只使用scrapy完成数据爬取案例：（点击网页中的下一页按钮，之后继续爬取）

import json

import scrapy
from fake_useragent import UserAgent

from snopes.items import SnopesItem


class SnopesFactSpider(scrapy.Spider):
    name = "snopes_fact" # specifies the name of the spider
    allowed_domains = ["www.snopes.com"] #  domain names that the spider is allowed to crawl
    # base_url = 'https://www.snopes.com/tag/joe-biden/?pagenum={}'
    base_url = 'https://www.snopes.com/'
    start_urls = ["https://www.snopes.com/tag/joe-biden/"] # URLs that the spider will start crawling from
    ua = UserAgent()

    # def start_requests(self):
    #     for page in range(2,7):
    #         url = self.base_url.format(page)
    #         yield scrapy.Request(url,callback=self.parse)


    def parse(self, response): #  processing responses and extracting data
        # follow links to article pages
        for href in response.css(".outer_article_link_wrapper::attr(href)"):
            yield response.follow(href, self.parse_article,
                                  headers={"User-Agent": self.ua.random},)
        # receives a Response object and should return either Item objects, Request objects, or an iterable of either
        # follow pagination links
        for href in response.css(".next-button::attr(href)"):
            yield response.follow(href, self.parse,
                                  headers={"User-Agent": self.ua.random},)

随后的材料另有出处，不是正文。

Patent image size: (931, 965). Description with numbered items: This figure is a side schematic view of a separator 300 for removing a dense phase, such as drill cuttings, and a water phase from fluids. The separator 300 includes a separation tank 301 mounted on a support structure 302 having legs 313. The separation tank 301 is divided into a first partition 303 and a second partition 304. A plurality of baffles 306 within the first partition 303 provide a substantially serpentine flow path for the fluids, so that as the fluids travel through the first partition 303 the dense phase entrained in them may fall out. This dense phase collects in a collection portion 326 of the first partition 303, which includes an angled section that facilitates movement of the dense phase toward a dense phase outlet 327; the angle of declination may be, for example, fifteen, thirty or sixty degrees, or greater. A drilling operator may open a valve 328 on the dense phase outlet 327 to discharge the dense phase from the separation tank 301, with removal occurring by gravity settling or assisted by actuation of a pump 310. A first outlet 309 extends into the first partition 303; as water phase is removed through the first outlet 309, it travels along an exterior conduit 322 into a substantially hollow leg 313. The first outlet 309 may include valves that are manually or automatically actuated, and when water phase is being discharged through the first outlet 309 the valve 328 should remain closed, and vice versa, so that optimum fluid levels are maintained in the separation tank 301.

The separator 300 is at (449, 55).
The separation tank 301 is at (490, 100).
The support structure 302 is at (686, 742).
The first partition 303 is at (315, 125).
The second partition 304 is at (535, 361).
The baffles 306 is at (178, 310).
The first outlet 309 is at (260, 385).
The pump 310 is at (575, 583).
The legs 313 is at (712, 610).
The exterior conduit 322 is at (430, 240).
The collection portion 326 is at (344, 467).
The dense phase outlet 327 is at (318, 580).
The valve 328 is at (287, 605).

    def parse_article(self, response):
        item = SnopesItem()
        item["url"] = response.url
        item["title"] = response.css(".title-container > h1::text").extract_first("")
        try:
            item["date"] = json.loads(response.css("script[type='application/ld+json']::text").extract_first())[
                "datePublished"]
        except:
            item["date"] = ""
        item["claim"] = response.css(".claim_cont::text").extract_first("")
        item["rating"] = response.css(".rating_title_wrap::text").extract_first("")
        # item["head_image_url"] = response.css("#cover-main::attr(src)").extract_first("")
        # item["body"] = response.css("#fact_check_rating_container ~ *").extract()
        # item["sources"] = response.css("#sources_rows > p").extract()
        item["site"] = "snopes"
        item["tag"] = "joe-biden"
        yield item
        # pass

main.py

7. main.py 调用具体的爬虫类

例如：

# main.py
import sys
import os
from scrapy.cmdline import execute


def start_scrapy():
    # sys.path.append(os.path.dirname(os.path.abspath(__file__)))
    # sys.path.append("C:/Users/lenovo/Desktop/reddit_new/AgentReddit/snopes/")
    os.chdir(os.path.dirname(os.path.abspath(__file__)))
    # 运行单个爬虫
    execute(["scrapy", "crawl", "NYTimes"])


if __name__ == '__main__':
    start_scrapy()

只需要改动"NYTimes"就可以，这是与 spiders/nytimes.py中的"name"相对应。